Como afirma Ronald Dworkim ao tratar da questão da igualdade, o pressuposto da legitimidade do Estado de Direito depende de que as instituições demonstrem igual respeito e preocupação com todos os cidadãos. Como o maior ou menor bem-estar das pessoas depende, em grande parte, do conteúdo das leis, o Estado perderá legitimidade se o funcionamento destas leis não tiver a capacidade de demonstrar obediência ao requisito de tratamento igual a todos. E, se as desigualdades não forem atenuadas, não se pode alegar que o Estado esteja cumprindo sua obrigação de assegurar o requisito da igualdade.

Discriminação é distinção; discriminar é desigualar. Assim, está-se frente ao tema igualdade. O que é tratar igualmente os iguais e desigualmente os desiguais, como asseverou Aristóteles. Qual é a medida das desigualdades entre os negros e os não-negros?

Socorre-se de um segundo clássico, O conteúdo jurídico do princípio da igualdade, do eminente administrativista Celso Antônio Bandeira de Mello. Numa abordagem unicamente jurídica, o livre-docente aduz três subquestões: a) qual o elemento tomado como fator de discriminação; b) qual a correlação lógica abstrata entre o fator de discriminação e o tratamento jurídico diverso que dele decorre; e c) qual a consonância desta correlação lógica com o sistema constitucional.

O tema é tão concreto que as respostas emergem prontamente. Reflita-se na cota para universidades. Têm-se: a) o fator de discriminação toma por elemento, basicamente, a cor da pele ou, mais propriamente, a quantidade de melanina nela, classificando os indivíduos no que podemos chamar de "perfis de cor da pele"; b) a correlação lógica abstrata é a reserva de um certo número de vagas nas universidades – o tratamento jurídico diversificado – àqueles cuja cor da pele enquadra-se em determinados perfis – o fator de discriminação; e c) nossa Constituição Federal, por diversas passagens, deixa clara sua opção por reduzir a discriminação entre grupos humanos, inclusive a oriunda de diferenças de raça e de cor.

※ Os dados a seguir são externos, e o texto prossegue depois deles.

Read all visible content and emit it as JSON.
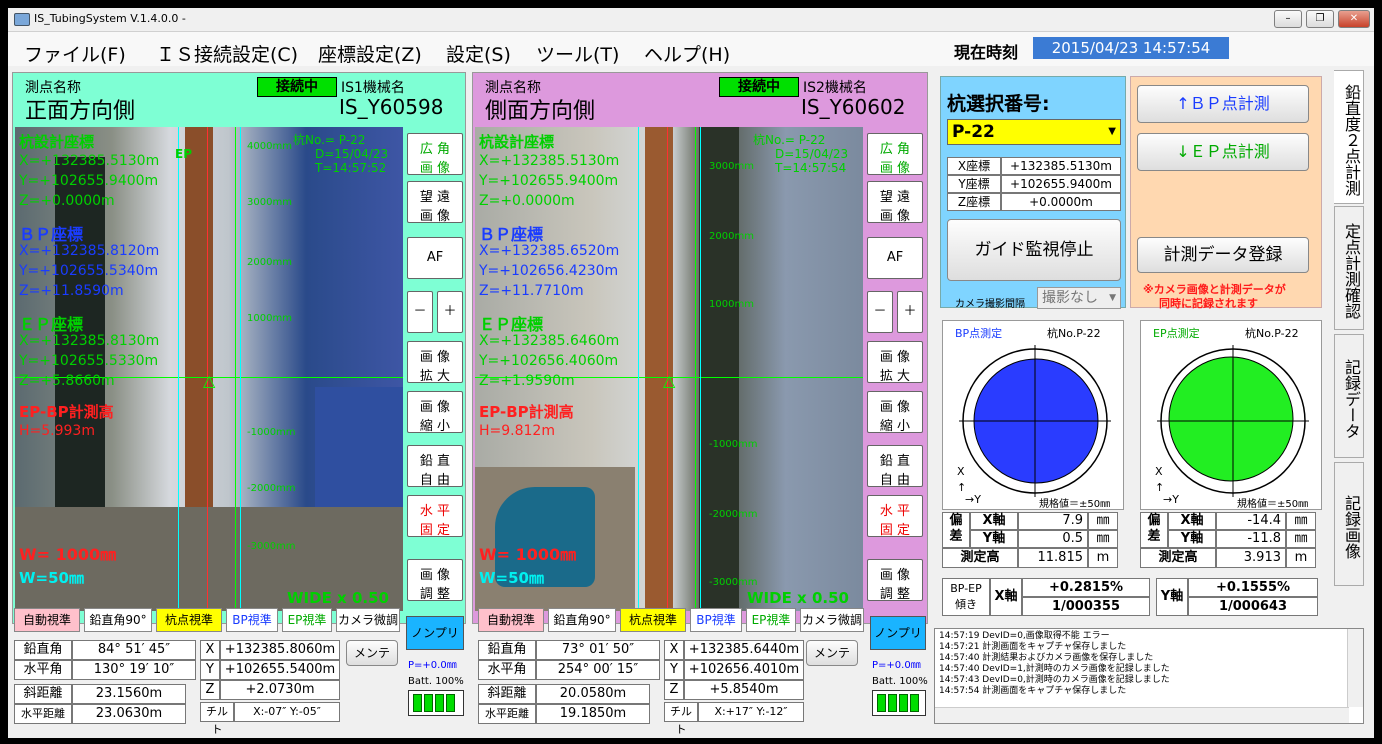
{
  "window": {
    "title": "IS_TubingSystem V.1.4.0.0 -",
    "min": "–",
    "max": "❐",
    "close": "✕"
  },
  "menu": [
    "ファイル(F)",
    "ＩＳ接続設定(C)",
    "座標設定(Z)",
    "設定(S)",
    "ツール(T)",
    "ヘルプ(H)"
  ],
  "clock": {
    "label": "現在時刻",
    "value": "2015/04/23 14:57:54"
  },
  "left": {
    "point_label": "測点名称",
    "direction": "正面方向側",
    "status": "接続中",
    "machine_label": "IS1機械名",
    "machine": "IS_Y60598",
    "pile_no": "杭No.= P-22",
    "date": "D=15/04/23",
    "time": "T=14:57:52",
    "design_title": "杭設計座標",
    "design_x": "X=+132385.5130m",
    "design_y": "Y=+102655.9400m",
    "design_z": "Z=+0.0000m",
    "bp_title": "ＢＰ座標",
    "bp_x": "X=+132385.8120m",
    "bp_y": "Y=+102655.5340m",
    "bp_z": "Z=+11.8590m",
    "ep_title": "ＥＰ座標",
    "ep_x": "X=+132385.8130m",
    "ep_y": "Y=+102655.5330m",
    "ep_z": "Z=+5.8660m",
    "h_title": "EP-BP計測高",
    "h": "H=5.993m",
    "w1": "W= 1000㎜",
    "w2": "W=50㎜",
    "zoom": "WIDE x 0.50",
    "scale": [
      "4000mm",
      "3000mm",
      "2000mm",
      "1000mm",
      "-1000mm",
      "-2000mm",
      "-3000mm"
    ],
    "ep_mark": "EP",
    "side": [
      "広 角\n画 像",
      "望 遠\n画 像",
      "AF",
      "－",
      "＋",
      "画 像\n拡 大",
      "画 像\n縮 小",
      "鉛 直\n自 由",
      "水 平\n固 定",
      "画 像\n調 整"
    ],
    "buttons": [
      "自動視準",
      "鉛直角90°",
      "杭点視準",
      "BP視準",
      "EP視準",
      "カメラ微調"
    ],
    "nonpuri": "ノンプリ",
    "p": "P=+0.0㎜",
    "batt": "Batt. 100%",
    "vangle_l": "鉛直角",
    "vangle": "84° 51′ 45″",
    "hangle_l": "水平角",
    "hangle": "130° 19′ 10″",
    "sdist_l": "斜距離",
    "sdist": "23.1560m",
    "hdist_l": "水平距離",
    "hdist": "23.0630m",
    "x_l": "X",
    "x": "+132385.8060m",
    "y_l": "Y",
    "y": "+102655.5400m",
    "z_l": "Z",
    "z": "+2.0730m",
    "tilt_l": "チルト",
    "tilt": "X:-07″ Y:-05″",
    "mente": "メンテ"
  },
  "right": {
    "point_label": "測点名称",
    "direction": "側面方向側",
    "status": "接続中",
    "machine_label": "IS2機械名",
    "machine": "IS_Y60602",
    "pile_no": "杭No.= P-22",
    "date": "D=15/04/23",
    "time": "T=14:57:54",
    "design_title": "杭設計座標",
    "design_x": "X=+132385.5130m",
    "design_y": "Y=+102655.9400m",
    "design_z": "Z=+0.0000m",
    "bp_title": "ＢＰ座標",
    "bp_x": "X=+132385.6520m",
    "bp_y": "Y=+102656.4230m",
    "bp_z": "Z=+11.7710m",
    "ep_title": "ＥＰ座標",
    "ep_x": "X=+132385.6460m",
    "ep_y": "Y=+102656.4060m",
    "ep_z": "Z=+1.9590m",
    "h_title": "EP-BP計測高",
    "h": "H=9.812m",
    "w1": "W= 1000㎜",
    "w2": "W=50㎜",
    "zoom": "WIDE x 0.50",
    "scale": [
      "3000mm",
      "2000mm",
      "1000mm",
      "-1000mm",
      "-2000mm",
      "-3000mm"
    ],
    "side": [
      "広 角\n画 像",
      "望 遠\n画 像",
      "AF",
      "－",
      "＋",
      "画 像\n拡 大",
      "画 像\n縮 小",
      "鉛 直\n自 由",
      "水 平\n固 定",
      "画 像\n調 整"
    ],
    "buttons": [
      "自動視準",
      "鉛直角90°",
      "杭点視準",
      "BP視準",
      "EP視準",
      "カメラ微調"
    ],
    "nonpuri": "ノンプリ",
    "p": "P=+0.0㎜",
    "batt": "Batt. 100%",
    "vangle_l": "鉛直角",
    "vangle": "73° 01′ 50″",
    "hangle_l": "水平角",
    "hangle": "254° 00′ 15″",
    "sdist_l": "斜距離",
    "sdist": "20.0580m",
    "hdist_l": "水平距離",
    "hdist": "19.1850m",
    "x_l": "X",
    "x": "+132385.6440m",
    "y_l": "Y",
    "y": "+102656.4010m",
    "z_l": "Z",
    "z": "+5.8540m",
    "tilt_l": "チルト",
    "tilt": "X:+17″ Y:-12″",
    "mente": "メンテ"
  },
  "pile": {
    "title": "杭選択番号:",
    "selected": "P-22",
    "x_l": "X座標",
    "x": "+132385.5130m",
    "y_l": "Y座標",
    "y": "+102655.9400m",
    "z_l": "Z座標",
    "z": "+0.0000m",
    "guide_btn": "ガイド監視停止",
    "cam_interval_l": "カメラ撮影間隔",
    "cam_interval": "撮影なし"
  },
  "measure": {
    "bp_btn": "↑ＢＰ点計測",
    "ep_btn": "↓ＥＰ点計測",
    "reg_btn": "計測データ登録",
    "note1": "※カメラ画像と計測データが",
    "note2": "同時に記録されます"
  },
  "bp_target": {
    "title": "BP点測定",
    "pile": "杭No.P-22",
    "x": "X",
    "y": "→Y",
    "arrow": "↑",
    "spec": "規格値＝±50㎜",
    "color": "#2a3cff"
  },
  "ep_target": {
    "title": "EP点測定",
    "pile": "杭No.P-22",
    "x": "X",
    "y": "→Y",
    "arrow": "↑",
    "spec": "規格値＝±50㎜",
    "color": "#22ee22"
  },
  "deviation": {
    "label1": "偏",
    "label2": "差",
    "bp": {
      "xl": "X軸",
      "x": "7.9",
      "yl": "Y軸",
      "y": "0.5",
      "unit": "㎜",
      "hl": "測定高",
      "h": "11.815",
      "hu": "m"
    },
    "ep": {
      "xl": "X軸",
      "x": "-14.4",
      "yl": "Y軸",
      "y": "-11.8",
      "unit": "㎜",
      "hl": "測定高",
      "h": "3.913",
      "hu": "m"
    }
  },
  "tilt": {
    "label1": "BP-EP",
    "label2": "傾き",
    "xl": "X軸",
    "x_pct": "+0.2815%",
    "x_ratio": "1/000355",
    "yl": "Y軸",
    "y_pct": "+0.1555%",
    "y_ratio": "1/000643"
  },
  "tabs": [
    "鉛直度２点計測",
    "定点計測確認",
    "記録データ",
    "記録画像"
  ],
  "log": [
    "14:57:19 DevID=0,画像取得不能 エラー",
    "14:57:21 計測画面をキャプチャ保存しました",
    "14:57:40 計測結果およびカメラ画像を保存しました",
    "14:57:40 DevID=1,計測時のカメラ画像を記録しました",
    "14:57:43 DevID=0,計測時のカメラ画像を記録しました",
    "14:57:54 計測画面をキャプチャ保存しました"
  ]
}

Fiéis à abordagem jurídica, e atentos aos preciosos ensinamentos do administrativista, deve-se aprofundar a análise da segunda subquestão, eis que, ponto nodular para exame da correção de uma regra em face do princípio isonômico.

III – Cota para negros nas universidades: gravame ao princípio da isonomia

Qual a relação de pertinência lógica entre perfis de cor da pele com a inclusão no benefício de acesso à universidade? Aqui reside a inconsistência. Veja-se.

O que faz com que o negro tenha menos acesso às vagas nas universidades que legitime um regime jurídico diferenciado? Se a resposta for "a cor da pele", então pode-se afirmar que há pertinência lógica entre o fator de discriminação e o tratamento jurídico diverso, dele decorrente. Firma-se esta conclusão a partir de uma abordagem unicamente jurídica.

A norma, para se qualificar como aderente ao princípio constitucional da isonomia, toma por fato a hipótese de que perfis de cor da pele, de per si, influem no resultado da prova de admissão na universidade, o que é um desatino. E pior: prevendo um "benefício" ao perfil de cor da pele negra, toma por fato a hipótese de que o negro obtém resultados piores que o não-negro. Em palavras curtas: pressupõe que o negro seja menos inteligente que o branco.

IV – Cota para universidades: sugestão

O absurdo acima, autoriza a divagação. O acesso às universidades decorre de aprovação em concurso, invariavelmente. Tal concurso é franqueado àqueles que atendem a requisitos de escolaridade mínima e recolhem o preço da inscrição. Logram aprovação os que obtêm melhores notas nas áreas de conhecimento analisadas, considerando critérios de correção mormente impessoais. Conclui-se que são aprovados os mais preparados, em tese.

Assim, o acesso às universidades tem pertinência lógica com o preparo do candidato, não desconsiderando a escolaridade mínima e a possibilidade de se custear o preço da inscrição.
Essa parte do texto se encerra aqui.